Swisher was born in Columbus, Ohio, grew up just across the Ohio state line in Parkersburg, W. Va., and played ball at Ohio State. So for him, this is a homecoming, of sorts. Swisher's dad, Steve, a former big league catcher who managed the then-29-year-old Francona at Colorado Springs in the Pacific Coast League in 1988. So there are long-standing ties.
"I was just a baby when I met Tito," said Swisher, who was 7 then and is 32 today. "That's how far we go back."
Francona also had a hand in wooing Reynolds, who was pursued by the Yankees to play third base back in December, when it became evident that Alex Rodriguez was going to miss a sizable portion of the 2013 season as he recovers from left hip surgery. With the Orioles, Reynolds destroyed Yankees pitching last season, collecting seven homers and 14 RBIs, most of which came as the two teams battled for the AL East title in September. The Yankees clinched on the next-to-last day of the regular season and vanquished Baltimore in a five-game AL Division Series.
Reynolds, who came up in the D-backs organization and still lives in the Phoenix area, said that attending Spring Training in Arizona was one of the reasons he didn't sign with a Yankees club that instead signed Kevin Youkilis. Reynolds signed a one-year, $6 million deal with Cleveland.
"Two years in Florida were enough," said Reynolds, whom the D-backs traded to Baltimore after the 2010 season.
And then again, there was Francona.
"A lot of it has to do with Tito," Reynolds said of the man who is nicknamed after his father, another former Major Leaguer. "Calling me and really telling me about his plan, his vision, he said when I signed, 'Trust me, we're not done.'" No kidding. We got Swish and Mikey Bourn and [Trevor] Bauer. We got some good pieces. I'm just real excited about what this team can accomplish."
For his part, Francona said he doesn't deserve all that much of the credit for the signings of Swisher and Reynolds.

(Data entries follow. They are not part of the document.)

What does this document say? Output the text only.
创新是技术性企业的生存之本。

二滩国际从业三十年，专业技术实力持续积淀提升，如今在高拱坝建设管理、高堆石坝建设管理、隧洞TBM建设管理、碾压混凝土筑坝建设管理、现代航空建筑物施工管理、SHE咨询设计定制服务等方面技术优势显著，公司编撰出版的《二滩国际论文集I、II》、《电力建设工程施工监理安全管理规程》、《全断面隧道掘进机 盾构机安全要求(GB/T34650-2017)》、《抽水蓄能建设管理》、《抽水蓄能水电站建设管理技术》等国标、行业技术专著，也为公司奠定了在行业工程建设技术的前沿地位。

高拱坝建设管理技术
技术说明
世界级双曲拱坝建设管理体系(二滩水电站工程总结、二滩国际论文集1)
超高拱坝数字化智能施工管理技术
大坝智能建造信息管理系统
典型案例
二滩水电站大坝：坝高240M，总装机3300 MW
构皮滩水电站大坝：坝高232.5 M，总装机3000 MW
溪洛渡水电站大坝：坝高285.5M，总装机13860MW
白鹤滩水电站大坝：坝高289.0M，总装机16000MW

"I've known Swish for a long time," Francona said. "But sitting here taking too much credit would be inappropriate. It wouldn't be correct. I'd say we've had a good team effort this winter."

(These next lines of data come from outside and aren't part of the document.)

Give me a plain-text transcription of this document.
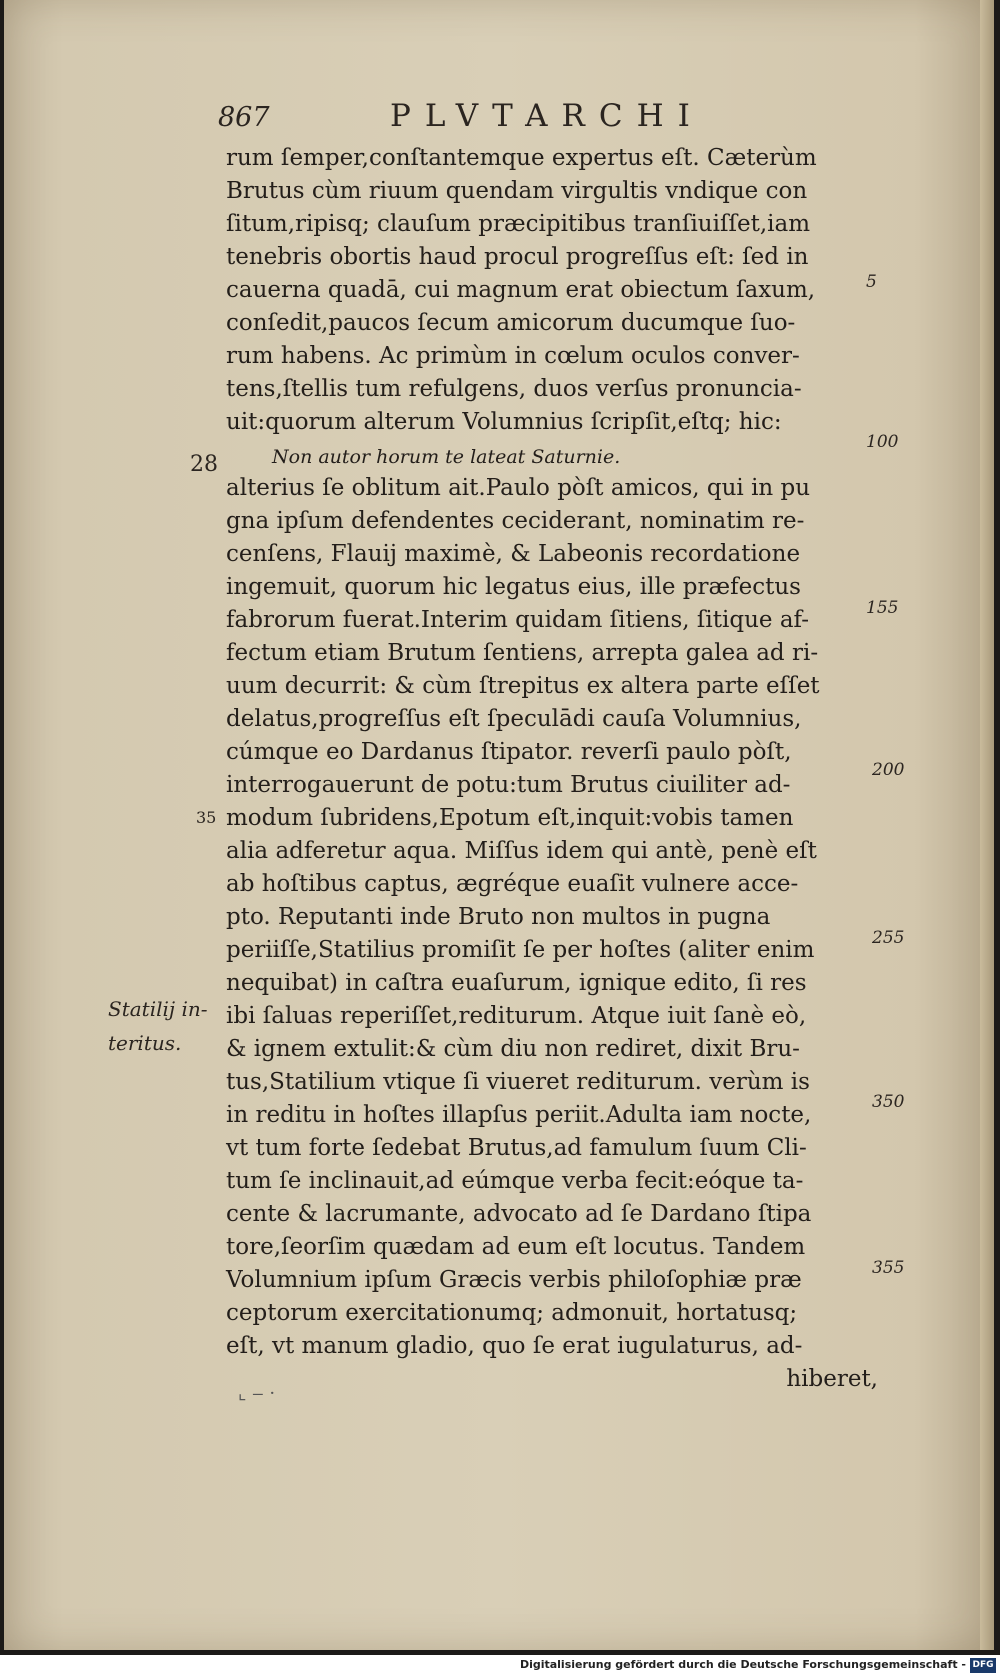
867	PLVTARCHI
rum ſemper,conſtantemque expertus eſt. Cæterùm
Brutus cùm riuum quendam virgultis vndique con
ſitum,ripisq; clauſum præcipitibus tranſiuiſſet,iam
tenebris obortis haud procul progreſſus eſt: ſed in
cauerna quadā, cui magnum erat obiectum ſaxum,
conſedit,paucos ſecum amicorum ducumque ſuo-
rum habens. Ac primùm in cœlum oculos conver-
tens,ſtellis tum refulgens, duos verſus pronuncia-
uit:quorum alterum Volumnius ſcripſit,eſtq; hic:
Non autor horum te lateat Saturnie.
alterius ſe oblitum ait.Paulo pòſt amicos, qui in pu
gna ipſum defendentes ceciderant, nominatim re-
cenſens, Flauij maximè, & Labeonis recordatione
ingemuit, quorum hic legatus eius, ille præfectus
fabrorum fuerat.Interim quidam ſitiens, ſitique af-
fectum etiam Brutum ſentiens, arrepta galea ad ri-
uum decurrit: & cùm ſtrepitus ex altera parte eſſet
delatus,progreſſus eſt ſpeculādi cauſa Volumnius,
cúmque eo Dardanus ſtipator. reverſi paulo pòſt,
interrogauerunt de potu:tum Brutus ciuiliter ad-
modum ſubridens,Epotum eſt,inquit:vobis tamen
alia adferetur aqua. Miſſus idem qui antè, penè eſt
ab hoſtibus captus, ægréque euaſit vulnere acce-
pto. Reputanti inde Bruto non multos in pugna
periiſſe,Statilius promiſit ſe per hoſtes (aliter enim
nequibat) in caſtra euaſurum, ignique edito, ſi res
ibi ſaluas reperiſſet,rediturum. Atque iuit ſanè eò,
& ignem extulit:& cùm diu non rediret, dixit Bru-
tus,Statilium vtique ſi viueret rediturum. verùm is
in reditu in hoſtes illapſus periit.Adulta iam nocte,
vt tum forte ſedebat Brutus,ad famulum ſuum Cli-
tum ſe inclinauit,ad eúmque verba fecit:eóque ta-
cente & lacrumante, advocato ad ſe Dardano ſtipa
tore,ſeorſim quædam ad eum eſt locutus. Tandem
Volumnium ipſum Græcis verbis philoſophiæ præ
ceptorum exercitationumq; admonuit, hortatusq;
eſt, vt manum gladio, quo ſe erat iugulaturus, ad-
hiberet,
5
100
155
200
255
350
355
28
35
Statilij in-
teritus.
⌞ ‒ ·
Digitalisierung gefördert durch die Deutsche Forschungsgemeinschaft - DFG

In a turnaround aided by an influx of new revenue, the Indians have turned over nearly half of their 40-man roster since the end of last season. And that doesn't include Bourn and veterans Jason Giambi and Daisuke Matsuzaka, who were both recently signed to Minor League contracts and invited to camp. Matsuzaka arrived on Tuesday.

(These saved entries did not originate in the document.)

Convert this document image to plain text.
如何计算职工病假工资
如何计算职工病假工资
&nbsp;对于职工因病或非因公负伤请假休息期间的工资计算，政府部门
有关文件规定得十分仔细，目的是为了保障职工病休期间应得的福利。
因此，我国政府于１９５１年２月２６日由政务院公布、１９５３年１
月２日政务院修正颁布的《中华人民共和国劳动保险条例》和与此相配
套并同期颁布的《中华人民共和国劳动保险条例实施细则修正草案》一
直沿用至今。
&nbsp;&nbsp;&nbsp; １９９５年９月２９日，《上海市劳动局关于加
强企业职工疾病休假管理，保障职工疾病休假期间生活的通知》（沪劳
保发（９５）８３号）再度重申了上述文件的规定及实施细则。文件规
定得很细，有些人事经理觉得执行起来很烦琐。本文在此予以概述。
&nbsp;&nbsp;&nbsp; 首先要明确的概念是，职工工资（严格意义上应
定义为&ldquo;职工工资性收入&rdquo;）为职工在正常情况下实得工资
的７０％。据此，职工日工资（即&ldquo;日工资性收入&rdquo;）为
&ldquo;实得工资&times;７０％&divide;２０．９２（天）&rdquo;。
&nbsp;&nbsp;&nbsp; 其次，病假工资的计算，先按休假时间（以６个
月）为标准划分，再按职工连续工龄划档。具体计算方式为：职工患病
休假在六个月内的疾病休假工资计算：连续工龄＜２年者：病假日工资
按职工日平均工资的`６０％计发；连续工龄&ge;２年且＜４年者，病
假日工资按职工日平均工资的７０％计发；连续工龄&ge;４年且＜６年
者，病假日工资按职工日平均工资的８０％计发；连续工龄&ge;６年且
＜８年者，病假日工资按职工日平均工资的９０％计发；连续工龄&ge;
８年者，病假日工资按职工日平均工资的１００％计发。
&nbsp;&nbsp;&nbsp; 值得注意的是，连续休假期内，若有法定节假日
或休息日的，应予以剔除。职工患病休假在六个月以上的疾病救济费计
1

In late December, the Indians sold their own regional sports network to FOX for a sum reported to be worth $230 million and an additional rights fee reportedly worth $400 million over the next 20 years. And that doesn't include the new national TV contract Major League Baseball signed last year with FOX and Turner Sports that will bring $12.4 billion into the collective coffers through 2021.
Add right-hander Brett Myers, whom the Indians signed to a one-year, $7 million contract, and it's no wonder they were able to sign four free agents this offseason for a total of $117 million, a heretofore unheard of amount of money for this franchise.
Francona, though, said spending wasn't a big part of the equation when he signed a four-year contract in October.
"I never even asked," Francona said. "I told [general manager] Chris [Antonetti] during the interview process that whatever path we took, I'd do my best to make us the best team. Through their hard work, things have progressed one after another. It's been a very exciting offseason."
Now, the Indians have to let it all play out. And everyone has to get used to Swisher and Francona wearing the same uniform.